Phylogenetic Inference from Conserved Sites Alignments

William Noble Grundy
Gavin J. P. Naylor

Journal of Experimental Zoology. 285(2):128-139, 1999.

Abstract

Molecular sequences provide a rich source of data for inferring the phylogenetic relationships among species. However, recent work indicates that even an accurate multiple alignment of a large sequence set may yield an incorrect phylogeny, and that the quality of the phylogenetic tree improves when the input consists only of the highly-conserved, motif regions of the alignment. This work introduces two methods of producing multiple alignments that include only the conserved regions of the initial alignment. The first method retains conserved motifs, whereas the second retains individual conserved sites in the initial alignment.

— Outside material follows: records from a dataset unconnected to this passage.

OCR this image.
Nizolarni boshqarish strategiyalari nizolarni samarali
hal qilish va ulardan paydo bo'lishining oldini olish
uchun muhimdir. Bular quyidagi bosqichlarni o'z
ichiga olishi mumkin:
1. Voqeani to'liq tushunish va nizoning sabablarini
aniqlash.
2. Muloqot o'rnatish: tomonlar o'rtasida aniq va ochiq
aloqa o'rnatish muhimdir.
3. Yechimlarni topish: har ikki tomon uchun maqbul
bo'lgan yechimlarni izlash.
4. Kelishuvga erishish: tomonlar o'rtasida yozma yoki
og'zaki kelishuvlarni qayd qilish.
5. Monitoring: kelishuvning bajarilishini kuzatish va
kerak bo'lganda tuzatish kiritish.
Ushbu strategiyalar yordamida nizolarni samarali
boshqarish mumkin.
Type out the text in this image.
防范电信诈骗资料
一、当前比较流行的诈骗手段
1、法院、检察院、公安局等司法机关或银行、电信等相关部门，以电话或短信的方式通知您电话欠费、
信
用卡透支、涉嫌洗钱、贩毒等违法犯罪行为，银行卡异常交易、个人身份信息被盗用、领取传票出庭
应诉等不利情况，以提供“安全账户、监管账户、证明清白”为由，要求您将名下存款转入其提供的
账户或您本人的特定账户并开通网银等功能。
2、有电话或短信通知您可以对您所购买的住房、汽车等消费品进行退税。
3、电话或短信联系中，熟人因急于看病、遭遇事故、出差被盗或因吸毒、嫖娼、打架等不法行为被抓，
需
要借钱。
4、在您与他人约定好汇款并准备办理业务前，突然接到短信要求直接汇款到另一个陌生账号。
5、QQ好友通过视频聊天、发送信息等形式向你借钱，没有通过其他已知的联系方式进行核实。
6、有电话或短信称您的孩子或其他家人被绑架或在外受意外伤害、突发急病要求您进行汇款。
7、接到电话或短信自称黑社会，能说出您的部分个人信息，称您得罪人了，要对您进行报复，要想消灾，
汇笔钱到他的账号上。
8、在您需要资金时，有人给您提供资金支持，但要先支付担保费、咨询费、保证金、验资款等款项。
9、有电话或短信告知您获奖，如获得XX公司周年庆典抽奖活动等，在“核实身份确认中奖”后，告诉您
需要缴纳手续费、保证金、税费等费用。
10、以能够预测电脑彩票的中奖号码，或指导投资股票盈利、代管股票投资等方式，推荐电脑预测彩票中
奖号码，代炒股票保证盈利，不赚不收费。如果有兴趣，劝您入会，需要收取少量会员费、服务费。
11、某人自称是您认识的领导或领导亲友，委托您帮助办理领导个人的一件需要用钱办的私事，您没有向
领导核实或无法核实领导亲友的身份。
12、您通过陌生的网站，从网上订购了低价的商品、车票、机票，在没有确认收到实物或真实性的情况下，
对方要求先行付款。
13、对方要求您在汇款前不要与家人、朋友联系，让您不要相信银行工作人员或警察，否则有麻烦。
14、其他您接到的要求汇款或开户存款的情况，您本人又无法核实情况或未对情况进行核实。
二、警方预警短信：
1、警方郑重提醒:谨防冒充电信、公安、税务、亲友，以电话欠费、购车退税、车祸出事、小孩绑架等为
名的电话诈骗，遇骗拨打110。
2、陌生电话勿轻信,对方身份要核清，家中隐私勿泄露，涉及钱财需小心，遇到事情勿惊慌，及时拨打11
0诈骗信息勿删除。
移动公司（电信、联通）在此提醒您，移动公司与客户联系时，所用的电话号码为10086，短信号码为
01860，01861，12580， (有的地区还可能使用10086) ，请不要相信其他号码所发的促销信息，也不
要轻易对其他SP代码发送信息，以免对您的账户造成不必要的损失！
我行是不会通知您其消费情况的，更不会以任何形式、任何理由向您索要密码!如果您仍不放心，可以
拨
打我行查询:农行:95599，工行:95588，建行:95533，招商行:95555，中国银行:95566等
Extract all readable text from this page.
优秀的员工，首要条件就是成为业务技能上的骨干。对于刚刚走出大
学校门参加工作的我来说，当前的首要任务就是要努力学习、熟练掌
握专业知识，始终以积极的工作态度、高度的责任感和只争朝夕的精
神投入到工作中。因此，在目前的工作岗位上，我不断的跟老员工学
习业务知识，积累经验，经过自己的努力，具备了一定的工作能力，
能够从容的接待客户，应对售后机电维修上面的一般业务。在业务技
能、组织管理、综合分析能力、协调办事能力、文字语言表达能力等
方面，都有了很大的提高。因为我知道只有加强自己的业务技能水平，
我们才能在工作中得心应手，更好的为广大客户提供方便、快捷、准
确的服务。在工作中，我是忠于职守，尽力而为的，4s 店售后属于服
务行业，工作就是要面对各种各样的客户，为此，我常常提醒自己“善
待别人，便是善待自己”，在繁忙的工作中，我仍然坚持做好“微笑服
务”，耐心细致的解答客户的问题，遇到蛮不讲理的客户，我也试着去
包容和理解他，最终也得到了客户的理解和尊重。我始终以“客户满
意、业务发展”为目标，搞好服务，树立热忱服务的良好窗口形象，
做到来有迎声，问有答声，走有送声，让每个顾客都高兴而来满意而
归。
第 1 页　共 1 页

Using parsimony analysis on a mitochondrial data set containing nineteen species among which the phylogenetic relationships are widely accepted, both conserved alignment methods produce better phylogenetic trees than the complete alignment. Unlike any of the nineteen inference methods used previously to analyze this data, both methods produce trees that are completely consistent with the known phylogeny. The motif-based method, on the other hand, employs far fewer alignment sites for comparable error rates. For a larger data set containing mitochondrial sequences from 39 species, the site-based method produces a phylogenetic tree that is largely consistent with known phylogenetic relationships and which suggests several novel placements.